The 60's got our attention but it was the 70's that really wreaked of dark, constant drama; societal change hurled through the air permeating practically everyone's life; the oil crisis, the energy crisis, Watergate, a second wave of feminism stared down every single conventional man who dared stand in their way, self interest was on the march - the "me" decade had officially arrived. The Vietnam war refused to end, turmoil was an odor hanging above all our supposedly safe and secure lives.
Then patty Hearst was kidnapped by the SLA, everything stopped and the media frenzy began. Patty Hearst was imprisoned in a closet for two months and repeatedly raped and abused. Then she joined the revolution. The very notion an heiress would wish to leave such a privileged life really pissed people off. She should have walked home the minute she had a chance. Like Dorothy, just three clicks and you're home. As Jeffrey Toobin, the writer of this new book suggests; Patty Heart was not brainwashed, she was radicalized. Jeffrey Toobin's an establishment legal analyst for CNN - makes sense.
To think a young woman could be coerced, judged by a jury so easily coerced by the media. American culture is a culture easily coerced. Toobin is and wants to continue to be establishment and for her to leave all that privilege and money, she simply must have been radicalized. Stockholm syndrome is just a journalistic term he said.
As the popular actor John Wayne wrote in a letter to Barbara Walters back in '74, "If everyone is willing to accept the fact that one man can brainwash 900 people into committing suicide (Jonestown-Jim Jones) why can't they believe that a treacherous bunch like the Symbionese liberation Army can brainwash one little girl."
Stockholm Syndrome is not a medical term, according to Toobin, therefore irrelevant. Interesting. Recently I read about the Austrian girl held captive and raped for 8 years, unbelievably, or rather predictably, she's gone back to live part time in her previous hell. Stockholm syndrome is real and there's nothing false about how victims slowly begin to identify with their captors, it's certainly as valid, if not more so, as any of the 100's of new mental disorders registered since our Victimology culture began.
When she was kidnapped back in '74 I was 11 years old, a reader, deeply curious and riveted by this case. Every article written about Patty Hearst I read over and over again, mesmerized and sympathetic. I felt for her. It wasn't as if I grew up wealthy by any stretch of the imagination but we lived in an upscale leafy neighborhood, the kind of place that made you feel safe and secure. I felt loved, living a sheltered life, like she did, and the mere thought of being kidnapped was my worst nightmare. I couldn't wait to grow up and get out into the world but on my terms. To think that a 19 year girl, unformed, newly released into her adult world, engaged and living with her boyfriend, her life suddenly, interrupted, in the most violent way possible.
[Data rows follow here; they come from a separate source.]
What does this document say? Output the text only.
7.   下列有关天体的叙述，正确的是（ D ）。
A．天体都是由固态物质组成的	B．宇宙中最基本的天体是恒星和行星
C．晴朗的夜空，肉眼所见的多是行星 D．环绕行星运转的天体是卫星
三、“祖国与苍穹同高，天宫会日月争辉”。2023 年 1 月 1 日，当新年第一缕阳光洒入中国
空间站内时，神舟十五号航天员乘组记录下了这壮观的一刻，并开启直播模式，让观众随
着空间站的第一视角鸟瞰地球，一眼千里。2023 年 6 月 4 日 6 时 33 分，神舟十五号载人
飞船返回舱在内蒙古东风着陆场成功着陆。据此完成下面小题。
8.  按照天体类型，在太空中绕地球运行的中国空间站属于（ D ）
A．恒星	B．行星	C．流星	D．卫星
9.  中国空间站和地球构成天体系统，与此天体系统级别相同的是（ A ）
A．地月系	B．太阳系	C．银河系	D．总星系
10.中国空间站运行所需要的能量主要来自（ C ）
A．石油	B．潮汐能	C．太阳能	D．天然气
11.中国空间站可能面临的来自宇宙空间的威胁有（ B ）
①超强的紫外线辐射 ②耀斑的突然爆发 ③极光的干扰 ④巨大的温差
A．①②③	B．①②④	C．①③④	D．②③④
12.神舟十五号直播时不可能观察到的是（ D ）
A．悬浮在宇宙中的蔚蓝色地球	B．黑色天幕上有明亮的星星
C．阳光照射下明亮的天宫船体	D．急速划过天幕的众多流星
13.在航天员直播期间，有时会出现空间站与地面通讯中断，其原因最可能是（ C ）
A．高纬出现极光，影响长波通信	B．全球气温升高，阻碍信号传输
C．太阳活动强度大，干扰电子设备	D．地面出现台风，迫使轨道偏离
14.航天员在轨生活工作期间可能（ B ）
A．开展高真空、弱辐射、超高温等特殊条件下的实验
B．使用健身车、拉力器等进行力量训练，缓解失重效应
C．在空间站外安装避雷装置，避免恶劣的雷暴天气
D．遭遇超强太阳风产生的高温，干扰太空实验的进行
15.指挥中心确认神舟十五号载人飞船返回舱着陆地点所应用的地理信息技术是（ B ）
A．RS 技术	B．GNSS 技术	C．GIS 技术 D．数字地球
When I heard of Toobin's book I thought about buying it until I read his book tour interviews, reading about how dismissive he was of her torture, almost peculiarly incurious about the complicated decade that was the 70's. He couldn't recall the 70s', a guy that grew up in that decade, eventually working for CNN.
It was time to go back into my own memory hole so I began by watching Patty Hearst's interview; it threw me back to the 70's and to all that sympathy I felt back then. The media crucified her, all you have to do is look at the images they used:
During her Larry King interview her discomfort is obvious, this is not a time she wants to re-visit. She wants to move on but she also wants to testify against her captors, she wants them to be honest, after all; she had, she'd written a book about her ordeal. She'd come to terms, knowing she'd be impacted by this for the rest of her life. She was 19 years old for heaven's sake. And yet Toobin remains unsympathetic, insisting she was radicalized.
I was a product of the 70's - this decade informed me as much as any, I was ready to be an adult early on; I remember that time, how it felt, right before the 80's and greed and debt wiped away all that unpleasant and dark reality. The 70's remains our most complicated, underrated and misunderstood decade. Just look at those movies. Now it's all spandex, but back then, there was real anger, we were engaged; we felt its impact. I think it was our last gasp of curiosity, before all the noise, technology and sensory overload took over, before that sense of privacy and intimacy folded into a nostalgic image we'd casually glance at in the rear view mirror.
Now, back to the future, thankfully, finally! I can smile when reading about Patty Hearst, now 61 - she's the winner at the Westminster Kennel Club dog show in New York; she has an arch to her life.
"People move on," she told reporters, smiling at Rocket. "I guess people somehow imagine you don't evolve in your life. I have grown daughters and granddaughters and other things that normal people have."